No, but you should be checking them carefully. You don’t need to include these examples in your exam.

## Errata

Please check back periodically in case we find any new issues.

### Problem 1

• There was a missing ) in the first example. [No EC. Fixed before end of first day.]
• The word “procedure” was misspelled “procesure”. [+1 point. JL]
• The word “definition” was misspelled “defintion”. [+1 point. TK]

### Problem 2

• The documented name for tsil-length was tsil->length. [+1/2 point. SB]

### Problem 3

• The topics included “sorting”, but this problem is not related to sorting. [+1/2 point. AA]

### Problem 5

• The problem used the singular “course” when it should have used “courses”. [+1 point. CN]
• The has-taken predicate should have had a question mark.
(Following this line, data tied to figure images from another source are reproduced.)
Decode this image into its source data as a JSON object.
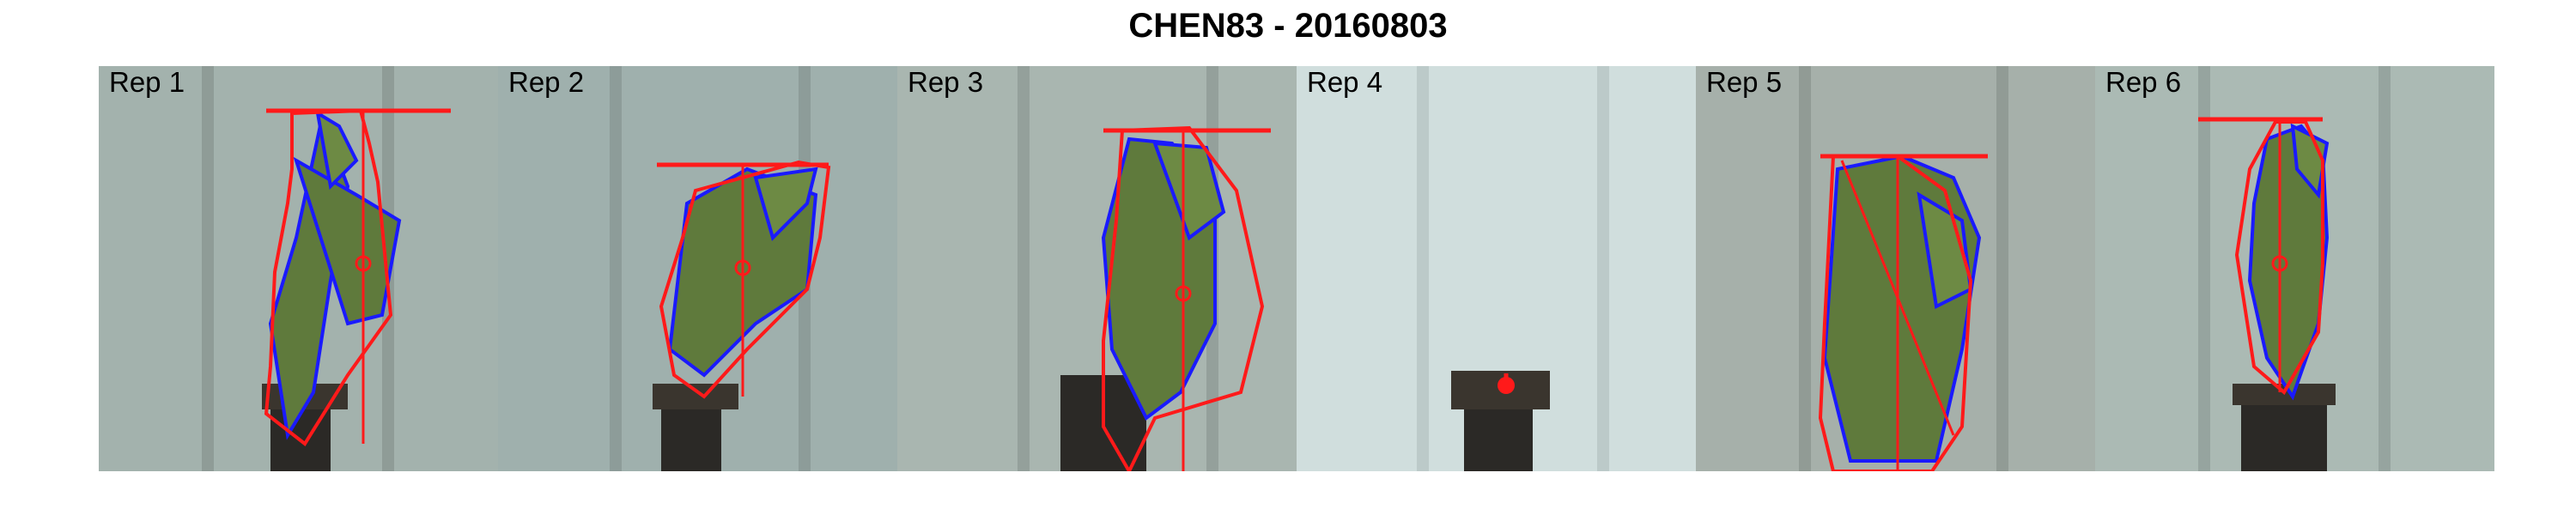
{
  "title": "CHEN83 - 20160803",
  "panels": [
    {
      "label": "Rep 1",
      "bg": "#a3b2ad"
    },
    {
      "label": "Rep 2",
      "bg": "#9fb0ad"
    },
    {
      "label": "Rep 3",
      "bg": "#a9b6b0"
    },
    {
      "label": "Rep 4",
      "bg": "#d0dedd"
    },
    {
      "label": "Rep 5",
      "bg": "#a6b0aa"
    },
    {
      "label": "Rep 6",
      "bg": "#abbab4"
    }
  ],
  "colors": {
    "hull": "#ff1a1a",
    "contour": "#1a1aff",
    "leaf": "#5f7a3c",
    "pot": "#2b2926"
  }
}
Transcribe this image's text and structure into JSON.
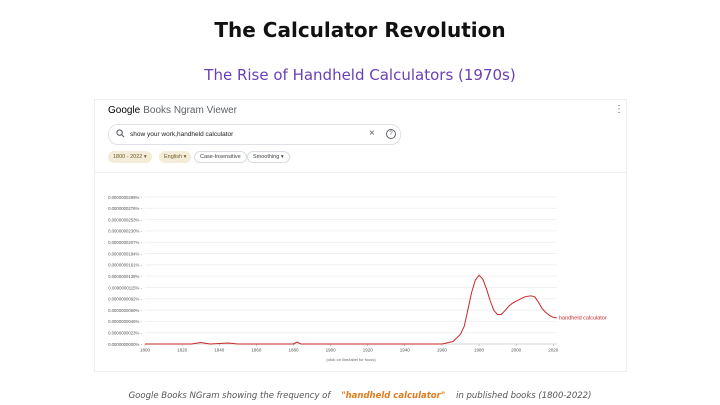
{
  "slide": {
    "title": "The Calculator Revolution",
    "subtitle": "The Rise of Handheld Calculators (1970s)"
  },
  "ngram": {
    "logo_google": "Google",
    "logo_rest": "Books Ngram Viewer",
    "menu_icon": "kebab-menu-icon",
    "search": {
      "value": "show your work,handheld calculator",
      "icon": "search-icon"
    },
    "chips": {
      "years": "1800 - 2022",
      "language": "English",
      "case": "Case-Insensitive",
      "smoothing": "Smoothing"
    },
    "x_note": "(click on line/label for focus)"
  },
  "colors": {
    "accent_title": "#6a3fb5",
    "series_line": "#c62828",
    "caption_highlight": "#e07b1d"
  },
  "chart_data": {
    "type": "line",
    "x_range": [
      1800,
      2022
    ],
    "x_ticks": [
      "1800",
      "1820",
      "1840",
      "1860",
      "1880",
      "1900",
      "1920",
      "1940",
      "1960",
      "1980",
      "2000",
      "2020"
    ],
    "y_ticks": [
      "0.0000000000%",
      "0.0000000023%",
      "0.0000000046%",
      "0.0000000069%",
      "0.0000000092%",
      "0.0000000115%",
      "0.0000000138%",
      "0.0000000161%",
      "0.0000000184%",
      "0.0000000207%",
      "0.0000000230%",
      "0.0000000253%",
      "0.0000000276%",
      "0.0000000299%"
    ],
    "ylim": [
      0,
      2.99e-08
    ],
    "grid": true,
    "series": [
      {
        "name": "handheld calculator",
        "color": "#c62828",
        "points": [
          [
            1800,
            0.0
          ],
          [
            1825,
            0.0
          ],
          [
            1830,
            3e-10
          ],
          [
            1835,
            0.0
          ],
          [
            1845,
            2e-10
          ],
          [
            1850,
            0.0
          ],
          [
            1880,
            0.0
          ],
          [
            1882,
            4e-10
          ],
          [
            1884,
            0.0
          ],
          [
            1960,
            0.0
          ],
          [
            1966,
            5e-10
          ],
          [
            1970,
            2e-09
          ],
          [
            1972,
            3.6e-09
          ],
          [
            1974,
            7e-09
          ],
          [
            1976,
            1.05e-08
          ],
          [
            1978,
            1.3e-08
          ],
          [
            1980,
            1.4e-08
          ],
          [
            1982,
            1.32e-08
          ],
          [
            1984,
            1.12e-08
          ],
          [
            1986,
            8.8e-09
          ],
          [
            1988,
            6.8e-09
          ],
          [
            1990,
            6e-09
          ],
          [
            1992,
            6e-09
          ],
          [
            1994,
            6.8e-09
          ],
          [
            1996,
            7.7e-09
          ],
          [
            1998,
            8.3e-09
          ],
          [
            2000,
            8.7e-09
          ],
          [
            2002,
            9.1e-09
          ],
          [
            2004,
            9.5e-09
          ],
          [
            2006,
            9.7e-09
          ],
          [
            2008,
            9.8e-09
          ],
          [
            2010,
            9.6e-09
          ],
          [
            2012,
            8.5e-09
          ],
          [
            2014,
            7.2e-09
          ],
          [
            2016,
            6.4e-09
          ],
          [
            2018,
            5.8e-09
          ],
          [
            2020,
            5.4e-09
          ],
          [
            2022,
            5.3e-09
          ]
        ]
      }
    ]
  },
  "caption": {
    "prefix": "Google Books NGram showing the frequency of",
    "highlight": "\"handheld calculator\"",
    "suffix": "in published books (1800-2022)"
  }
}
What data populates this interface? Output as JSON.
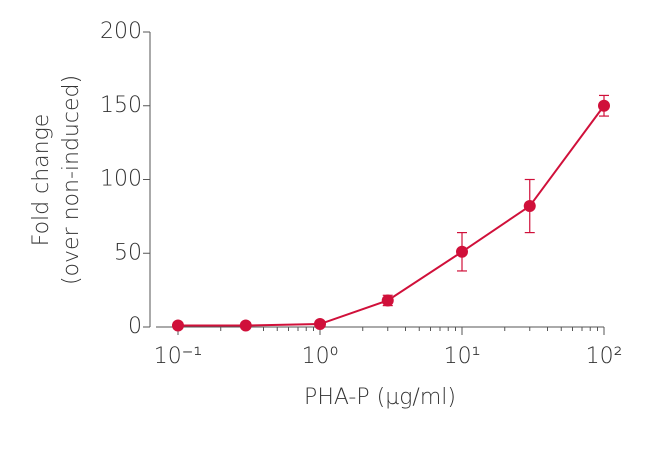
{
  "chart_data": {
    "type": "line",
    "xlabel": "PHA-P (µg/ml)",
    "ylabel": [
      "Fold change",
      "(over non-induced)"
    ],
    "x": [
      0.1,
      0.3,
      1,
      3,
      10,
      30,
      100
    ],
    "series": [
      {
        "color": "#d0103a",
        "values": [
          1,
          1,
          2,
          18,
          51,
          82,
          150
        ],
        "errors": [
          0,
          0,
          0,
          3.5,
          13,
          18,
          7
        ]
      }
    ],
    "xscale": "log",
    "xlim": [
      0.07,
      100
    ],
    "xticks": [
      {
        "value": 0.1,
        "label": "10⁻¹"
      },
      {
        "value": 1,
        "label": "10⁰"
      },
      {
        "value": 10,
        "label": "10¹"
      },
      {
        "value": 100,
        "label": "10²"
      }
    ],
    "xminorticks": [
      0.2,
      0.3,
      0.4,
      0.5,
      0.6,
      0.7,
      0.8,
      0.9,
      2,
      3,
      4,
      5,
      6,
      7,
      8,
      9,
      20,
      30,
      40,
      50,
      60,
      70,
      80,
      90
    ],
    "ylim": [
      0,
      200
    ],
    "yticks": [
      0,
      50,
      100,
      150,
      200
    ]
  }
}
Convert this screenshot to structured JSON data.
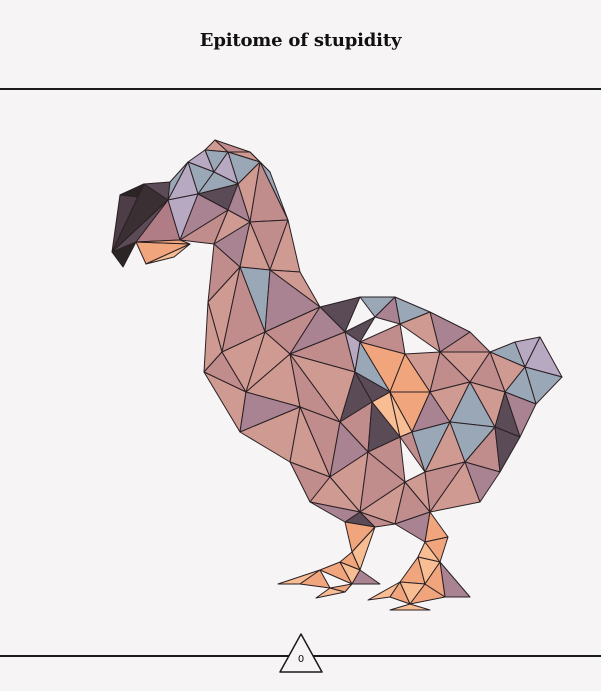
{
  "header": {
    "title": "Epitome of stupidity"
  },
  "art": {
    "subject_icon": "dodo-lowpoly-icon",
    "palette": {
      "outline": "#2a2024",
      "mauve": "#c08c8c",
      "rose": "#cf9a91",
      "dusk": "#a98392",
      "slate": "#9aa7b6",
      "lilac": "#b8a9c3",
      "peach": "#f0a57d",
      "apricot": "#f8bd93",
      "plum": "#5b4b57",
      "charcoal": "#2c2526",
      "background": "#f6f4f5"
    }
  },
  "counter": {
    "value": "0",
    "icon": "triangle-icon"
  }
}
I am not updating the problem because that would break your example code if you already downloaded the starter file. Because this is a style rather than correctness issue, there will be no bonus point for this error.

## Citations

Some of the problems on this exam are based on—and at times copied from—problems on previous exams for the course. Those exams were written by Charlie Curtsinger, Janet Davis, Rhys Price Jones, Titus Klinge, Samuel A. Rebelsky, John David Stone, Henry Walker, and Jerod Weinman. Many were written collaboratively, or were themselves based upon prior examinations, so precise credit is difficult, if not impossible.

Some problems on this exam were inspired by conversations with our students and by correct and incorrect student solutions on a variety of problems. We thank our students for that inspiration. Usually, a combination of questions or discussions inspired a problem, so it is difficult and inappropriate to credit individual students.